Durante painel na Expert XP mediado por Rafael Furlanetti, sócio da XP e presidente da Ancord, os governadores Ratinho Junior (PSD -PR), Ronaldo Caiado (União-GO) e Tarcísio de Freitas (Republicanos-SP) criticaram a condução do governo do presidente Luiz Inácio Lula da Silva em temas como política externa e economia. Os três defenderam reformas, privatizações e uma união da direita nas eleições presidenciais de 2026.
“A antecipação acontece porque as pessoas estão insatisfeitas com o atual governo. Se as pessoas estivessem satisfeitas, possivelmente nem estariam discutindo eleição de 2026”, disse Ratinho Junior, governador do Paraná.
O político criticou a postura do governo Lula em relação às negociações tarifárias com os Estados Unidos. O presidente americano, Donald Trump, anunciou tarifas de 50% sobre produtos brasileiros, que devem começar a vigorar a partir de 1º de agosto.
“Aqui a gente faz vídeo na internet para brincar com esse assunto. Você não vê um chanceler indo para lá discutir esse assunto”, criticou. Para Ratinho Junior, essa postura faz com que a população fique insatisfeita com a condução política do atual governo e abre espaço para outros candidatos às eleições de 2026. “O Brasil tem a melhor safra de governadores dos últimos 30 anos, e muitos deles têm condição de representar essa esperança que é tão necessária para a população brasileira”, complementou.
Para Ronaldo Caiado, governador de Goiás, o Itamaraty perdeu sua postura de buscar soluções diplomáticas e adotou uma postura ideológica. “O Lula não quer resolver o problema do tarifaço. Nós, governadores, estamos sofrendo por um erro do governo Lula”, disse.
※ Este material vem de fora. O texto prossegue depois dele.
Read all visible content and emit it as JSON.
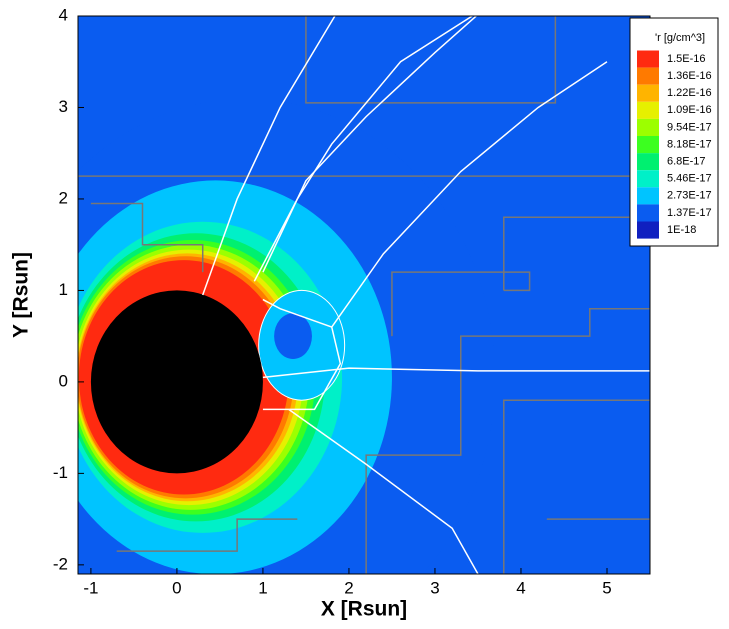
{
  "chart_data": {
    "type": "contour",
    "colorbar_title": "'r [g/cm^3]",
    "x_label": "X [Rsun]",
    "y_label": "Y [Rsun]",
    "xlim": [
      -1.15,
      5.5
    ],
    "ylim": [
      -2.1,
      4
    ],
    "xticks": [
      -1,
      0,
      1,
      2,
      3,
      4,
      5
    ],
    "yticks": [
      -2,
      -1,
      0,
      1,
      2,
      3,
      4
    ],
    "levels": [
      {
        "value": 1.5e-16,
        "label": "1.5E-16"
      },
      {
        "value": 1.36e-16,
        "label": "1.36E-16"
      },
      {
        "value": 1.22e-16,
        "label": "1.22E-16"
      },
      {
        "value": 1.09e-16,
        "label": "1.09E-16"
      },
      {
        "value": 9.54e-17,
        "label": "9.54E-17"
      },
      {
        "value": 8.18e-17,
        "label": "8.18E-17"
      },
      {
        "value": 6.8e-17,
        "label": "6.8E-17"
      },
      {
        "value": 5.46e-17,
        "label": "5.46E-17"
      },
      {
        "value": 2.73e-17,
        "label": "2.73E-17"
      },
      {
        "value": 1.37e-17,
        "label": "1.37E-17"
      },
      {
        "value": 1e-18,
        "label": "1E-18"
      }
    ],
    "level_colors": [
      "#ff2a10",
      "#ff7a00",
      "#ffb400",
      "#e6f000",
      "#9cff00",
      "#3cff20",
      "#00f070",
      "#00f0c8",
      "#00c4ff",
      "#0a5cf0",
      "#1020c0"
    ]
  }
}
A decisão de Trump em tarifar os produtos do Brasil, alegada pelo americano em uma carta endereçada a Lula, tem a ver com o julgamento do ex-presidente Jair Bolsonaro na participação de uma tentativa de golpe de estado, considerado pelo presidente dos EUA "uma caça às Bruxas."
Os “presidenciáveis”, como foram apresentados pelo mediador do painel, Rafael Furlanetti, sócio da XP e presidente da Associação Nacional das Corretoras de Valores (Ancord), também falaram de suas prioridades caso eleitos em 2026, incluindo concessões e privatizações.
“O Brasil tem o discurso de que a iniciativa privada não pode fazer serviços públicos, o que é uma mentira. Enfrentamos esse tipo de discurso e fizemos concessões e privatizações [no Paraná]”, disse Ratinho Junior.
Para ele, é necessário enxugar a máquina pública para garantir eficiência. Ratinho Junior contou que, no Paraná, diminuiu quase 50% das secretarias e cargos comissionados, além de acabar com as aposentadorias de ex-governadores.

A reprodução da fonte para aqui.